Daarenboven wordt in de onderhavige wijziging van de Regeling snelle motorboten Rijkswateren 1995 voor de Nieuwe Waterweg, voor de Oude Maas benedenstrooms km 998.000 en voor de Nieuwe Maas benedenstrooms km 991.700 gebruik gemaakt van de mogelijkheid die in artikel 6.02, derde lid, van het Binnenvaartpolitiereglement wordt geboden om vaarwegen of gedeelten daarvan aan te wijzen waar met een snelle motorboot des nachts sneller mag worden gevaren dan 20 km/u. Dit is noodzakelijk om de beroepsvaart ten dienste van de haven van Rotterdam, zoals bijvoorbeeld “de roeiers”, hun werk efficiënt te kunnen laten verrichten.
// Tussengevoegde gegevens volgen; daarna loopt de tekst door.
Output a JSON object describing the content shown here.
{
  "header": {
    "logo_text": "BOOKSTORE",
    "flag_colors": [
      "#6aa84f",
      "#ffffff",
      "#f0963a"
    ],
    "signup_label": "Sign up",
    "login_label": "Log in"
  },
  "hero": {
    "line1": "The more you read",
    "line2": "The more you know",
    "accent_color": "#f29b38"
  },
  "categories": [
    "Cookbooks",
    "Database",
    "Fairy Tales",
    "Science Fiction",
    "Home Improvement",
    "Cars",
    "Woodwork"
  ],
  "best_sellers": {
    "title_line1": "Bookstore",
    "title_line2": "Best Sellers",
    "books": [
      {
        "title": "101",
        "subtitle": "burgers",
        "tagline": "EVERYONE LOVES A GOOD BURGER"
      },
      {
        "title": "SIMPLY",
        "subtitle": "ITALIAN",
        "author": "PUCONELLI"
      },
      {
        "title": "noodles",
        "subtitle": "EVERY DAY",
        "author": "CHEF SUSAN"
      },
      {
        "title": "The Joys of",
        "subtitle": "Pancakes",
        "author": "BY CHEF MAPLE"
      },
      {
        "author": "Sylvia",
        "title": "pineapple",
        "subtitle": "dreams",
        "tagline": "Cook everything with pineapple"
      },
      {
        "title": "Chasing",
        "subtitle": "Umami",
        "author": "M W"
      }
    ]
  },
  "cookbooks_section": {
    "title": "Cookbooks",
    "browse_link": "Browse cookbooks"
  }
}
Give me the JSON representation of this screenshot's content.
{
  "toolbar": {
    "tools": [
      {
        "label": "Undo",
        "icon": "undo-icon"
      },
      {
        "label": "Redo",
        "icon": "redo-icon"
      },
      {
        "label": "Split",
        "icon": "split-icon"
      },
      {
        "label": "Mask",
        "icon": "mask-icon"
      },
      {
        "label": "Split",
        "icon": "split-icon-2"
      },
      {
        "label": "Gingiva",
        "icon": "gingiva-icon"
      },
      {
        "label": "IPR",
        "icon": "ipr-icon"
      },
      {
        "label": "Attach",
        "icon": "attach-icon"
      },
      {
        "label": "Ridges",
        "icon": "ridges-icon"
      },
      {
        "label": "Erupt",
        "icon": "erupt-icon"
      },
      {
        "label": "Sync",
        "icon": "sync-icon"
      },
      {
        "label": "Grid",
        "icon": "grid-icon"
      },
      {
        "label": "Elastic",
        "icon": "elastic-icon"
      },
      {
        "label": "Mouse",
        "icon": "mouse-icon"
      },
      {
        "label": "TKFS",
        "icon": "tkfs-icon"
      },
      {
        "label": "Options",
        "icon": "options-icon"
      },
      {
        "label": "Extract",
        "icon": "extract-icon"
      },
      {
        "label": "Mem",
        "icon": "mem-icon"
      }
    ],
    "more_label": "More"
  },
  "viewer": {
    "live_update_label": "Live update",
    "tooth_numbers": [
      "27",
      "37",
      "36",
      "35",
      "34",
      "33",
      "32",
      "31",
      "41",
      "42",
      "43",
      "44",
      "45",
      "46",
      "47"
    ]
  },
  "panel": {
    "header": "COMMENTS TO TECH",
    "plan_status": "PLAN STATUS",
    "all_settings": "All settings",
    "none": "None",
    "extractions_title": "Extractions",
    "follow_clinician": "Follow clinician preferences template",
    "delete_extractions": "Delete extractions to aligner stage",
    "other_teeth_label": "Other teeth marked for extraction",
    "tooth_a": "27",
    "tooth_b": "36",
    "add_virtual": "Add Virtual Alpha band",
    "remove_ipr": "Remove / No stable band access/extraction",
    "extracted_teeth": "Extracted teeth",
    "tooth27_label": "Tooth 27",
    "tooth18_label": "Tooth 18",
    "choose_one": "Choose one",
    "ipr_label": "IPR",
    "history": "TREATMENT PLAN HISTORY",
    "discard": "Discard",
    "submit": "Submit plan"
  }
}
Daarom zijn ook de beperkingen die aan het snelvaren zijn gesteld in artikel 1, tweede lid, van de Regeling snelle motorboten Rijkswateren 1995 met betrekking tot de genoemde vaarweggedeeltes van de Oude en de Nieuwe Maas en met betrekking tot de Nieuwe Waterweg, zowel voor het varen overdag als `s nachts niet van toepassing.

Het is niet te verwachten dat deze maatregel een negatieve invloed op de verkeersveiligheid zal hebben omdat met de regeling snelle motorboten rijkswateren 1995 in principe beoogd wordt alleen de snelle recreatievaart in goede banen te leiden. Het feit dat snel varen bij nacht voor de snelle recreatievaart op genoemde rivieren niet is toegestaan omvat hier onbedoeld ook de snelle beroepsvaart, omdat beide categorieën van verkeersdeelnemers onder het begrip snelle motorboten vallen, waarop de regeling zich zonder onderscheid te maken richt.

Op de hier bedoelde wateren is van snelle recreatievaart, anders dan van of naar zee, niet of nauwelijks sprake.

De Minister van Verkeer en Waterstaat,

K.M.H. Peijs.

Bezwaar

Op grond van de Algemene wet bestuursrecht kan tegen dit besluit binnen zes weken na de dag waarop dit is bekendgemaakt een bezwaarschrift worden ingediend. Het bezwaarschrift moet worden gericht aan de Minister van Verkeer en Waterstaat, maar gezonden worden aan het Hoofd van de sector Scheepvaart van de Hoofddirectie Juridische Zaken van het Ministerie van Verkeer en Waterstaat, Postbus 20904, 2500 EX, Den Haag. Het bezwaarschrift dient te zijn ondertekend en ten minste het volgende te bevatten:

a. naam en adres van de indiener;

b. de dagtekening;

c. vermelding van de datum en het nummer of het kenmerk van het besluit waartegen het bezwaarschrift zich richt;

d. een opgave van de redenen waarom men zich met het besluit niet kan verenigen.

Voorlopige voorziening

Indien een bezwaarschrift is ingediend, is het mogelijk om daarnaast een verzoek tot het treffen van een voorlopige voorziening in te dienen. Een dergelijk verzoek dient te worden gericht aan de president van de Arrondissementsrechtbank, sector bestuursrecht. Het verzoek dient te zijn ondertekend en ten minste het volgende te bevatten:

a. de naam en het adres van de verzoeker;

b. de dagtekening;

c. vermelding van het bestuursorgaan dat het besluit heeft genomen en datum en nummer of kenmerk van het besluit;

d. de gronden van het verzoek (motivering).

Bij het verzoek dient voorts een afschrift van het bezwaarschrift te worden overgelegd. Zo mogelijk wordt tevens een afschrift van het besluit waarop het geschil betrekking heeft overgelegd.

Naar aanleiding van het verzoek kan de bevoegde president een voorlopige voorziening treffen indien onverwijlde spoed, gelet op de betrokken belangen, dat vereist.

Voor de behandeling van een verzoek om een voorlopige voorziening wordt een bedrag aan griffierecht geheven. De griffier van de betrokken arrondissementsrechtbank wijst de verzoeker na de indiening van diens verzoek op de verschuldigdheid van het griffierecht en bericht de verzoeker binnen welke termijn en op welke wijze het verschuldigde griffierecht moet worden voldaan.